Their greatest worry, and one which we will probably hear expressed many times at this Forum, concerns the future of their bilateral correspondent relations with their trading partners, under the accounting rate system. Even though the accounting rate system is not specifically addressed by the basic telecommunications agreement, it will be fundamentally affected by it. For some developing countries, the business of terminating international telephone calls is their biggest single source of foreign exchange. Developing countries received around US$ 10 billion from other countries for terminating international calls in 1996, which is a far bigger figure than they paid out for the termination of their own calls. Developing country administrations are understandably wary of tinkering with one of the few elements of the global trading system which appears to work in their favour.

But there are two strong reasons to challenge those views. The first is that the international accounting rate system decidedly does not work in favour of the citizens of developing countries. It means that the charges they pay for international telephone calls are frequently too high. international telephone traffic with other countries is correspondingly lower than it should be. This has a detrimental effect on social and cultural development, particularly for those families that have members living and working outside their home country, as well as on economic development. The second reason is that a system based on revenue-sharing is not sustainable in a competitive marketplace. Those countries that now permit competitive market entry must do so in a manner which is transparent and non-discriminatory and which permits interconnection with the national network on cost-oriented terms. The accounting rate system as it currently stands fails on all three counts. It is not transparent, it is discriminatory and the current level of settlement rates bears little relation to real cost trends. If, as many claim, the costs of terminating traffic are higher in developing countries than in developed ones, then a move towards a cost-oriented system must surely bring significant advantages for them.

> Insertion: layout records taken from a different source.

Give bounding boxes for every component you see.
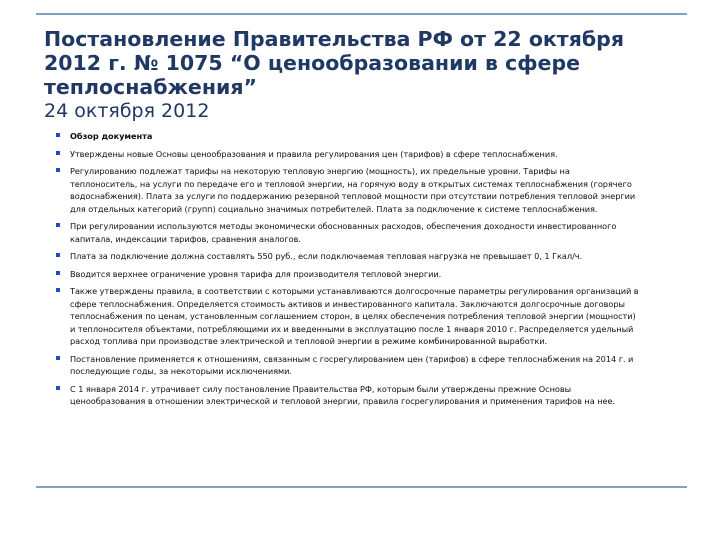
bullet-text-line: Плата за подключение должна составлять 550 руб., если подключаемая тепловая нагрузка не превышает 0, 1 Гкал/ч.	[70, 251, 583, 261]
bullet-text-line: Вводится верхнее ограничение уровня тарифа для производителя тепловой энергии.	[70, 268, 442, 279]
bullet-square-icon	[56, 151, 60, 155]
bullet-item	[56, 353, 686, 378]
bullet-square-icon	[56, 133, 60, 137]
bullet-text-line: Постановление применяется к отношениям, связанным с госрегулированием цен (тарифов) в сфере теплоснабжения на 2014 г. и	[70, 353, 634, 364]
bullet-text-line: При регулировании используются методы экономически обоснованных расходов, обеспечения доходности инвестированного	[70, 221, 617, 231]
bullet-text-line: водоснабжения). Плата за услуги по поддержанию резервной тепловой мощности при отсутствии потребления тепловой энергии	[70, 191, 636, 201]
bullet-item	[56, 148, 686, 161]
slide-date: 24 октября 2012	[44, 100, 210, 122]
bullet-item	[56, 130, 686, 143]
title-line-1: Постановление Правительства РФ от 22 октября	[44, 27, 625, 51]
section-heading: Обзор документа	[70, 131, 153, 141]
slide-title	[44, 27, 684, 123]
bullet-list	[56, 130, 686, 413]
bullet-text-line: сфере теплоснабжения. Определяется стоимость активов и инвестированного капитала. Заключаются долгосрочные договоры	[70, 298, 625, 309]
bullet-square-icon	[56, 356, 60, 360]
bullet-text-line: теплоноситель, на услуги по передаче его и тепловой энергии, на горячую воду в открытых системах теплоснабжения (горячего	[70, 178, 632, 189]
bullet-square-icon	[56, 223, 60, 227]
bullet-square-icon	[56, 386, 60, 390]
bullet-item	[56, 220, 686, 245]
bullet-item	[56, 383, 686, 408]
bullet-text-line: для отдельных категорий (групп) социально значимых потребителей. Плата за подключение к системе теплоснабжения.	[70, 203, 598, 214]
bullet-text-line: капитала, индексации тарифов, сравнения аналогов.	[70, 233, 301, 244]
bullet-square-icon	[56, 253, 60, 257]
bullet-square-icon	[56, 271, 60, 275]
bullet-item	[56, 285, 686, 348]
bullet-text-line: последующие годы, за некоторыми исключениями.	[70, 366, 292, 376]
bullet-text-line: теплоснабжения по ценам, установленным соглашением сторон, в целях обеспечения потребления тепловой энергии (мощности)	[70, 311, 636, 321]
bullet-text-line: расход топлива при производстве электрической и тепловой энергии в режиме комбинированной выработки.	[70, 336, 548, 346]
bottom-divider	[36, 486, 687, 488]
bullet-square-icon	[56, 168, 60, 172]
top-divider	[36, 13, 687, 15]
title-line-2: 2012 г. № 1075 “О ценообразовании в сфере	[44, 51, 581, 75]
bullet-text-line: ценообразования в отношении электрической и тепловой энергии, правила госрегулирования и применения тарифов на нее.	[70, 396, 616, 406]
bullet-text-line: Регулированию подлежат тарифы на некоторую тепловую энергию (мощность), их предельные уровни. Тарифы на	[70, 166, 570, 176]
bullet-text-line: Также утверждены правила, в соответствии с которыми устанавливаются долгосрочные параметры регулирования организаций в	[70, 286, 639, 296]
bullet-item	[56, 250, 686, 263]
bullet-text-line: Утверждены новые Основы ценообразования и правила регулирования цен (тарифов) в сфере теплоснабжения.	[70, 148, 558, 159]
bullet-text-line: С 1 января 2014 г. утрачивает силу постановление Правительства РФ, которым были утверждены прежние Основы	[70, 383, 572, 394]
bullet-square-icon	[56, 288, 60, 292]
bullet-item	[56, 268, 686, 281]
title-line-3: теплоснабжения”	[44, 75, 257, 99]
bullet-text-line: и теплоносителя объектами, потребляющими их и введенными в эксплуатацию после 1 января 2010 г. Распределяется удельный	[70, 323, 634, 334]
bullet-item	[56, 165, 686, 215]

The key word is "transition". In the same way that the WTO basic telecommunications agreement took several years to complete, so we can expect that the transition from a revenue-sharing system to a cost-oriented system will also take some time. The ITU is committed to assisting developing countries in achieving that transition. In particular, I can confirm I will take seriously the responsibilities entrusted upon me in the Draft Opinions that you will be considering at this Forum, notably "to make every necessary effort to facilitate the transition to a fully competitive trade in telecommunications regime" and "to respond positively to requests from developing countries for assistance in developing cost accounting systems for international telecommunications". In this respect, the nine Country Case Studies which have been commissioned by the ITU, in conjunction with the Commonwealth Telecommunication Organisation and the World Bank’s InfoDev Programme and which have been made available to all participants in the Forum, represent a considerable body of research and an important step forward.

The ITU and the WTO

To conclude, I wish to make it clear that the World Trade Organisation has our full support and can rely on our full co-operation in the important work it is now carrying out in assisting their Members, who are also ITU Members, in implementing their commitments under the basic telecommunications agreement. To that end, I am glad that Draft Opinion A calls upon me to work towards finalising a co-operation agreement with the WTO. I am glad too that my friend Mr Ruggiero and his colleagues from the WTO are here so that I can personally call upon him, as required in Draft Opinion A, to recognise the urgency which the ITU Membership attaches to this agreement and the need for our two organisations to work together ever more closely in the future. That future begins today.